The purpose of the study was twofold: to understand how Black women react to psychedelics and to provide safe, firsthand, psychedelic experiences to Black mental health practitioners. One of the other study participants has since gone on to offer psychedelic-assisted psychotherapy to her own patients.
Psychedelic research, and psilocybin in particular, has become a hot topic of late, particularly after Oregon became the first state to legalize it for therapeutic use last November. A survey-based, observational study with 313 participants, published in 2020, paved the way for Williams' more recent MDMA experiments by describing improvements in depression, anxiety and racial trauma among people of color who had used LSD, psilocybin or MDMA in a non-research setting.
Williams and her team included only respondents who reported a moderate to strong psychoactive effect of past psychedelic consumption and believed these experiences provided "relief from the challenging effects of ethnic discrimination." Participants reported a memorable psychedelic experience as well as its acute and lasting effects, completing assessments of psychological insight, mystical experience and emotional challenges experienced during psychedelic experience, then describing their mental health — including depression, anxiety and trauma symptoms — before and after that experience.

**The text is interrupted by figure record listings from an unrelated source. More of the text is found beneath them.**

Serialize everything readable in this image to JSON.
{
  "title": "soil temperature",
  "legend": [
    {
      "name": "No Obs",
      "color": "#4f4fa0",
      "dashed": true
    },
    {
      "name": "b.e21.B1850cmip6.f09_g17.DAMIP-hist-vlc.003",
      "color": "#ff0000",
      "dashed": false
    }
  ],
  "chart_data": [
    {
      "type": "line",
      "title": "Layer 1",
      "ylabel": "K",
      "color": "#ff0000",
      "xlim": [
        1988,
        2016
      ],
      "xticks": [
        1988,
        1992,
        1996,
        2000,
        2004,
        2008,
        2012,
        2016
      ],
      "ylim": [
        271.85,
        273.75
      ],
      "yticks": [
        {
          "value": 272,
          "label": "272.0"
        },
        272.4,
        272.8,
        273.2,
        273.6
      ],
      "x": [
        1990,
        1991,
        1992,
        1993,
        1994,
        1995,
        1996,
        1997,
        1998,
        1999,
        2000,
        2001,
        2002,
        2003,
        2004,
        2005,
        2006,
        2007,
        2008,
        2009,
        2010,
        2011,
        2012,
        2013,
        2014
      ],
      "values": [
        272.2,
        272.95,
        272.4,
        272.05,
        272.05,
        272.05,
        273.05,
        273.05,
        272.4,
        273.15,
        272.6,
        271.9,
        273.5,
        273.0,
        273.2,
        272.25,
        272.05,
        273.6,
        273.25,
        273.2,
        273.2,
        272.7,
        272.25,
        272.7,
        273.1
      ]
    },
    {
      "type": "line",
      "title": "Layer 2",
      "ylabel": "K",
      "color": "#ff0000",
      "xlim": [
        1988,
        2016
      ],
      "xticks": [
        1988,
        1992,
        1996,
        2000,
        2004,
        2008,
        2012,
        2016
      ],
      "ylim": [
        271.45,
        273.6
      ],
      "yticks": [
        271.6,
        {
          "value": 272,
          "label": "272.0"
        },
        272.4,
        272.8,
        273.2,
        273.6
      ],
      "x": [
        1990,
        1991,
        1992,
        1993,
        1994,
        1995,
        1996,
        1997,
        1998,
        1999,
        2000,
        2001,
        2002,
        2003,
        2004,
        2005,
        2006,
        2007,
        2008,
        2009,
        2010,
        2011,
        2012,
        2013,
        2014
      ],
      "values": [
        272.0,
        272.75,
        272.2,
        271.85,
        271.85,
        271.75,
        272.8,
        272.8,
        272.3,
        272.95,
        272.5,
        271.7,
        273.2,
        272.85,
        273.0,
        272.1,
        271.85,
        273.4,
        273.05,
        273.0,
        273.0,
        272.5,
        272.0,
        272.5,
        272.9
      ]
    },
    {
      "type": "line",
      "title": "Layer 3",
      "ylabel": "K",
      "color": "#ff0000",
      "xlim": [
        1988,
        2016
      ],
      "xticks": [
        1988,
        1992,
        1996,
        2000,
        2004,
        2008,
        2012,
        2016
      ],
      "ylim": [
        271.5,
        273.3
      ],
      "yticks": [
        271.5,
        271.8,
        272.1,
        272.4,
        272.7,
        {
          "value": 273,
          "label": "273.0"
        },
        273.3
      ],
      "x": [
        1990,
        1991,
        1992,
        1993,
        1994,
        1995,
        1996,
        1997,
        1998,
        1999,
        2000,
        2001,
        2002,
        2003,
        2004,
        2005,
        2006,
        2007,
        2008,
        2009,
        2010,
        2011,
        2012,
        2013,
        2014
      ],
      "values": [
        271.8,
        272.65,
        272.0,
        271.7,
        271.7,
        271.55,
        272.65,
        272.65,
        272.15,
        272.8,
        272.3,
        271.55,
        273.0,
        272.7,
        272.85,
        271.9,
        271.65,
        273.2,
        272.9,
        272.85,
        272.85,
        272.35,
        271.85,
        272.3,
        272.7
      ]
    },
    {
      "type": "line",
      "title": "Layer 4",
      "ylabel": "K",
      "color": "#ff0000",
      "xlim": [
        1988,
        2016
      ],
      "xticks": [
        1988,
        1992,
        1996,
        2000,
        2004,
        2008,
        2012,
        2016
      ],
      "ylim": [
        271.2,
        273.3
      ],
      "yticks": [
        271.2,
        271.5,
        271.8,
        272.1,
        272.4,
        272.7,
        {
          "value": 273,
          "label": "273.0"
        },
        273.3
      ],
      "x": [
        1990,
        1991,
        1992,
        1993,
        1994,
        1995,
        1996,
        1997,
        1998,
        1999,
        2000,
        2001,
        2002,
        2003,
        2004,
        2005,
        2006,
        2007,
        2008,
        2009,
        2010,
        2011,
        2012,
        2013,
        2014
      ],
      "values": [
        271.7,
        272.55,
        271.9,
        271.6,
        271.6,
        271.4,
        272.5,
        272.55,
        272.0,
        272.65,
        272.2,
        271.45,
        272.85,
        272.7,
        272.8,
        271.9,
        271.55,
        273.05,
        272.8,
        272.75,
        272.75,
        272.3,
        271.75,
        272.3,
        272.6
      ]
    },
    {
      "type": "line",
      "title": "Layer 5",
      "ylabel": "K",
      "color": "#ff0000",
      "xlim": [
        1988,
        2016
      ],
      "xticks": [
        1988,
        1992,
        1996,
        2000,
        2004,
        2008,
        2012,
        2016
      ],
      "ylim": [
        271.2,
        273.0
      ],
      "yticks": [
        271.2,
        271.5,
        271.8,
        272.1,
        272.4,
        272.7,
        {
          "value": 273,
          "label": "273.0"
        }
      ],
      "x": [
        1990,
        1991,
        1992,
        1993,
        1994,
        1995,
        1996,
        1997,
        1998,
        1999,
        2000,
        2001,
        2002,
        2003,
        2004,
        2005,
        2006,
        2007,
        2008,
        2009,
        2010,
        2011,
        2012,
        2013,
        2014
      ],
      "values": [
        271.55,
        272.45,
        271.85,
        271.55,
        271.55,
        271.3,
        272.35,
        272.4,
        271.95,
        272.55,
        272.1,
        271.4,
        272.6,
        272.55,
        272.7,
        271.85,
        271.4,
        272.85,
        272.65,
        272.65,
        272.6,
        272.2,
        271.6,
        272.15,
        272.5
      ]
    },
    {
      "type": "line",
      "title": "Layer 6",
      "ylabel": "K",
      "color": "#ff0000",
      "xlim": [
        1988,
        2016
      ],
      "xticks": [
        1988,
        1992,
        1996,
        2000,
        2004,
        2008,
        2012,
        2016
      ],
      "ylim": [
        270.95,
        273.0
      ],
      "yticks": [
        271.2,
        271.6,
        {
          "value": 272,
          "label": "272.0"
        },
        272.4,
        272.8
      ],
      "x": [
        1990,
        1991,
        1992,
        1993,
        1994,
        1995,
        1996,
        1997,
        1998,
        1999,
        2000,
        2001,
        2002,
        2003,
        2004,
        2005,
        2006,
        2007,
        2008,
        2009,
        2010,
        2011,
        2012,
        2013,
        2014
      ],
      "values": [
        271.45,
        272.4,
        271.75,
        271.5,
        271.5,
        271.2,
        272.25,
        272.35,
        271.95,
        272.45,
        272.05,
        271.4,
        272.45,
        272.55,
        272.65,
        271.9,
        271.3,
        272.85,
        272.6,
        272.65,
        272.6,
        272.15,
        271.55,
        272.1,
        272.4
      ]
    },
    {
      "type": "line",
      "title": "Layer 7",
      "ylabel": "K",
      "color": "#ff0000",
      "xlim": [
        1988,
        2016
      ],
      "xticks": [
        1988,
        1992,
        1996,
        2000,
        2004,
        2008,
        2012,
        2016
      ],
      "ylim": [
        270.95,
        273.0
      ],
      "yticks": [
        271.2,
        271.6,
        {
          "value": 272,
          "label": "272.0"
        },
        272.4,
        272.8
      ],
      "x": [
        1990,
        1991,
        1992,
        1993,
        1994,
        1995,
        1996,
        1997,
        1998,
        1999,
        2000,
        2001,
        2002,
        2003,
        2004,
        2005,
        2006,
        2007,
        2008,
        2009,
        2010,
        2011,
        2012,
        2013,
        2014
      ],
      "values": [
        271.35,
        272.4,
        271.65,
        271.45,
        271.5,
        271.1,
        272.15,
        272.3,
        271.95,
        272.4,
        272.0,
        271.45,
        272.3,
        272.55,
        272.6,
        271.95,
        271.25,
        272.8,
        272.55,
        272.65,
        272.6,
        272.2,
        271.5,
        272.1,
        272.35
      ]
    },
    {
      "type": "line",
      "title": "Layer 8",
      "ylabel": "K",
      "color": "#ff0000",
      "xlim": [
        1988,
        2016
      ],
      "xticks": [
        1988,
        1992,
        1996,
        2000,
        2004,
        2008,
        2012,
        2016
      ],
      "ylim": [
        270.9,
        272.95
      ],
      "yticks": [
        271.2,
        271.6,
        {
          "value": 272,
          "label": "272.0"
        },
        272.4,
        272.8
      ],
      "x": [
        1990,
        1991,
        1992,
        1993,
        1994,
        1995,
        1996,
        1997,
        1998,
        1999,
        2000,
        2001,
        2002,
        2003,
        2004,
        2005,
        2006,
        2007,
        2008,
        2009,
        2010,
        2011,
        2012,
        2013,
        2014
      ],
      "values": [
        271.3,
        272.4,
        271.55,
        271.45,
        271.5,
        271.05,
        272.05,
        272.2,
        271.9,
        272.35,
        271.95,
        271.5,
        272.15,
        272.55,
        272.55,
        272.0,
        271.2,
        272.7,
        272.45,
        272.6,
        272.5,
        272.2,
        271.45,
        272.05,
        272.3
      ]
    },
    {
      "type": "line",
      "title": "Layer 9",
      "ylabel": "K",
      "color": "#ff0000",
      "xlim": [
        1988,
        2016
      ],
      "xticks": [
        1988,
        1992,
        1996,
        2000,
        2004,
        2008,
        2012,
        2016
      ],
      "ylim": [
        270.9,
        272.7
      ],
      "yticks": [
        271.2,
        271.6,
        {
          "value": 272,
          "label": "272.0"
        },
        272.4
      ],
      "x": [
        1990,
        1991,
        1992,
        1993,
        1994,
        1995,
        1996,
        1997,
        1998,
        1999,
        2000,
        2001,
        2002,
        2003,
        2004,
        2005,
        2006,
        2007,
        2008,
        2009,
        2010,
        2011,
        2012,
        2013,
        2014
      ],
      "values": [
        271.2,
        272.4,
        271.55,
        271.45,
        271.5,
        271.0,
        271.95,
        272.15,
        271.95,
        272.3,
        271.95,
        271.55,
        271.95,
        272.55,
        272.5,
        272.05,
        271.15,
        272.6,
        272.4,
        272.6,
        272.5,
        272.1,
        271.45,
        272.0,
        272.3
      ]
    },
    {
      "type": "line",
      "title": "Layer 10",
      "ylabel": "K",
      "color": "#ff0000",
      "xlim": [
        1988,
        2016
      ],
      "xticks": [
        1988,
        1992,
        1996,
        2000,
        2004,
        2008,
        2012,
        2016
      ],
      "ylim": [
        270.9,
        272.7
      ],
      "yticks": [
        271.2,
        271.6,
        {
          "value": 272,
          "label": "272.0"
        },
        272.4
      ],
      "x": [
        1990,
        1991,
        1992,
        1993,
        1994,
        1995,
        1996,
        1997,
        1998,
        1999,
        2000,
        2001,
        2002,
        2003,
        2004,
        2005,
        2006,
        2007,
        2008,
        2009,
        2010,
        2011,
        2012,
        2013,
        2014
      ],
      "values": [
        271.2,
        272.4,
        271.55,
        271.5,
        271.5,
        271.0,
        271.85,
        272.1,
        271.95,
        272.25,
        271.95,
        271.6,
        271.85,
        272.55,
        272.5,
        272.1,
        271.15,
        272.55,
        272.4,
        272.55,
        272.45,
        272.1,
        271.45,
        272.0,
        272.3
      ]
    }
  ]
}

Still, Williams says addressing racism is much more complex than treating racial trauma. "One of the questions I get asked a lot is, 'How can Black people cope with racism?' And I don't really like that question," she says. "I think it's important and I don't mind answering it, but I think the more important question is, how can we end racism? What can Black people do to stop racism that's happening to them and what can we do as a society to stop racism? And people aren't really asking this question."